Eu estive fora até a altas horas da noite e voltei para casa, de um jantar com minha família. A minha caminhada de volta para casa fez com que eu passasse ao lado do cemitério local, e com isso, eu decidi visitar o túmulo de um amigo meu recentemente falecido. Foi bastante assustador passar por todas aquelas pedras e árvores escuras no meio daquele mar de sepulturas, mas mesmo assim, eu queria que lhe demonstar os meus pêsames.
Se ao menos eu não tivesse feito isso… Se eu tivesse continuado a conduzir naquela noite, chegado em casa e entrado debaixo das cobertas… Mas eu não fiz isso. Eu estava um pouco bêbado da festa, e andar por um cemitério sozinho naquela noite escura e fria foi uma recção na minha cabeça como uma boa ideia.
Eu finalmente encontrei o túmulo, e tropecei no meio do escuro. Ao encontrar o túmulo, aquela pedra lisa que anunciava a partida de meu amigo, encontrei um CD lá no meio das flores, que me intrigou muito.

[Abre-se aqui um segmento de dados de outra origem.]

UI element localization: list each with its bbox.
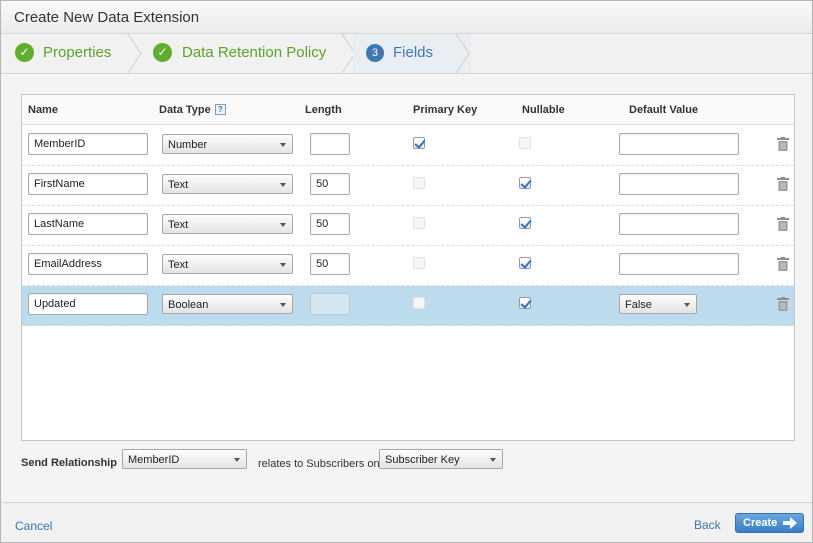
table-row[interactable]: Text	[22, 206, 794, 246]
data-type-value: Number	[168, 139, 208, 151]
relationship-field-select[interactable]: MemberID	[122, 449, 247, 469]
default-value-input[interactable]	[619, 213, 739, 235]
field-name-input[interactable]	[28, 293, 148, 315]
caret-down-icon	[234, 458, 240, 462]
header-nullable: Nullable	[522, 104, 565, 116]
header-primary-key: Primary Key	[413, 104, 478, 116]
primary-key-checkbox	[413, 257, 425, 269]
field-name-input[interactable]	[28, 173, 148, 195]
default-value-input[interactable]	[619, 133, 739, 155]
grid-header: Name Data Type? Length Primary Key Nulla…	[22, 95, 794, 125]
data-type-value: Boolean	[168, 299, 209, 311]
default-value-input[interactable]	[619, 253, 739, 275]
caret-down-icon	[490, 458, 496, 462]
data-type-select[interactable]: Text	[162, 214, 293, 234]
table-row[interactable]: Text	[22, 246, 794, 286]
header-data-type-label: Data Type	[159, 104, 211, 116]
field-name-input[interactable]	[28, 133, 148, 155]
step-number-badge: 3	[366, 44, 384, 62]
primary-key-checkbox	[413, 177, 425, 189]
caret-down-icon	[684, 303, 690, 307]
send-relationship: Send Relationship MemberID relates to Su…	[1, 449, 812, 479]
step-properties-label: Properties	[43, 44, 112, 61]
create-button-label: Create	[743, 517, 778, 529]
length-input[interactable]	[310, 133, 350, 155]
caret-down-icon	[280, 143, 286, 147]
step-separator-icon	[455, 34, 470, 73]
table-row[interactable]: Boolean False	[22, 286, 794, 326]
fields-grid: Name Data Type? Length Primary Key Nulla…	[21, 94, 795, 441]
trash-icon[interactable]	[777, 257, 789, 271]
arrow-right-icon	[783, 517, 797, 529]
relationship-field-value: MemberID	[128, 454, 180, 466]
data-type-select[interactable]: Text	[162, 254, 293, 274]
length-input[interactable]	[310, 253, 350, 275]
field-name-input[interactable]	[28, 253, 148, 275]
wizard-steps: ✓ Properties ✓ Data Retention Policy 3 F…	[1, 34, 812, 74]
cancel-link[interactable]: Cancel	[15, 519, 52, 533]
data-type-select[interactable]: Text	[162, 174, 293, 194]
step-data-retention-policy-label: Data Retention Policy	[182, 44, 327, 61]
help-icon[interactable]: ?	[214, 104, 226, 115]
step-fields-label: Fields	[393, 44, 434, 61]
dialog-footer: Cancel Back Create	[1, 502, 812, 542]
length-input[interactable]	[310, 173, 350, 195]
caret-down-icon	[280, 223, 286, 227]
primary-key-checkbox	[413, 297, 425, 309]
check-circle-icon: ✓	[15, 43, 34, 62]
dialog-title: Create New Data Extension	[14, 9, 200, 26]
send-relationship-label: Send Relationship	[21, 457, 117, 469]
data-type-value: Text	[168, 259, 189, 271]
default-value-input[interactable]	[619, 173, 739, 195]
header-length: Length	[305, 104, 342, 116]
caret-down-icon	[280, 303, 286, 307]
data-type-value: Text	[168, 179, 189, 191]
trash-icon[interactable]	[777, 217, 789, 231]
data-type-select[interactable]: Boolean	[162, 294, 293, 314]
nullable-checkbox[interactable]	[519, 217, 531, 229]
create-button[interactable]: Create	[735, 513, 804, 533]
step-data-retention-policy[interactable]: ✓ Data Retention Policy	[141, 34, 356, 73]
table-row[interactable]: Number	[22, 126, 794, 166]
create-data-extension-dialog: Create New Data Extension ✓ Properties ✓…	[0, 0, 813, 543]
header-data-type: Data Type?	[159, 104, 226, 116]
nullable-checkbox	[519, 137, 531, 149]
default-value-select[interactable]: False	[619, 294, 697, 314]
field-name-input[interactable]	[28, 213, 148, 235]
data-type-value: Text	[168, 219, 189, 231]
subscriber-field-select[interactable]: Subscriber Key	[379, 449, 503, 469]
subscriber-field-value: Subscriber Key	[385, 454, 460, 466]
primary-key-checkbox[interactable]	[413, 137, 425, 149]
primary-key-checkbox	[413, 217, 425, 229]
nullable-checkbox[interactable]	[519, 177, 531, 189]
length-input[interactable]	[310, 213, 350, 235]
table-row[interactable]: Text	[22, 166, 794, 206]
relates-to-text: relates to Subscribers on	[258, 458, 380, 470]
dialog-titlebar: Create New Data Extension	[1, 1, 812, 34]
trash-icon[interactable]	[777, 297, 789, 311]
data-type-select[interactable]: Number	[162, 134, 293, 154]
step-fields[interactable]: 3 Fields	[353, 34, 471, 73]
trash-icon[interactable]	[777, 177, 789, 191]
check-circle-icon: ✓	[153, 43, 172, 62]
step-properties[interactable]: ✓ Properties	[1, 34, 142, 73]
trash-icon[interactable]	[777, 137, 789, 151]
caret-down-icon	[280, 183, 286, 187]
nullable-checkbox[interactable]	[519, 257, 531, 269]
length-input	[310, 293, 350, 315]
caret-down-icon	[280, 263, 286, 267]
header-default-value: Default Value	[629, 104, 699, 116]
back-link[interactable]: Back	[694, 518, 721, 532]
default-value-value: False	[625, 299, 652, 311]
fields-content: Name Data Type? Length Primary Key Nulla…	[1, 75, 812, 502]
nullable-checkbox[interactable]	[519, 297, 531, 309]
header-name: Name	[28, 104, 58, 116]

O disco não tinha uma etiqueta profissional; era o tipo de CD que pode ser comprado em qualquer lugar, aquele em que se pode queimar e gravar coisas dentro. Estava dentro de uma embalagem quadrada e plana, sem nenhuma escrita sobre o plástico transparente. As únicas palavras foram rabiscadas no autocolante branco do CD. Quando usei o meu telemóvel para iluminar o CD, eu li as duas palavras rabiscadas lá.
Elas diziam “Dead Fred”.
O que realmente me deixou perplexo foi a caligrafia; era claramente a do meu amigo. Ele costumava ser dono de uma locadora, com centenas de velhas fitas VHS que já não podiam ser encontradas em qualquer outro lugar. Ele escrevia os títulos dos filmes à mão, e pareciam ser iguaizinhos à do título do disco… E, depois do seu recente suicídio, a sua carta tinha sido encontrada, coberta com os mesmos rabiscos.
Intrigado, eu perguntei-me quem é que teria deixado aquilo ali. Eu não tinha visto ninguém com aquilo no funeral.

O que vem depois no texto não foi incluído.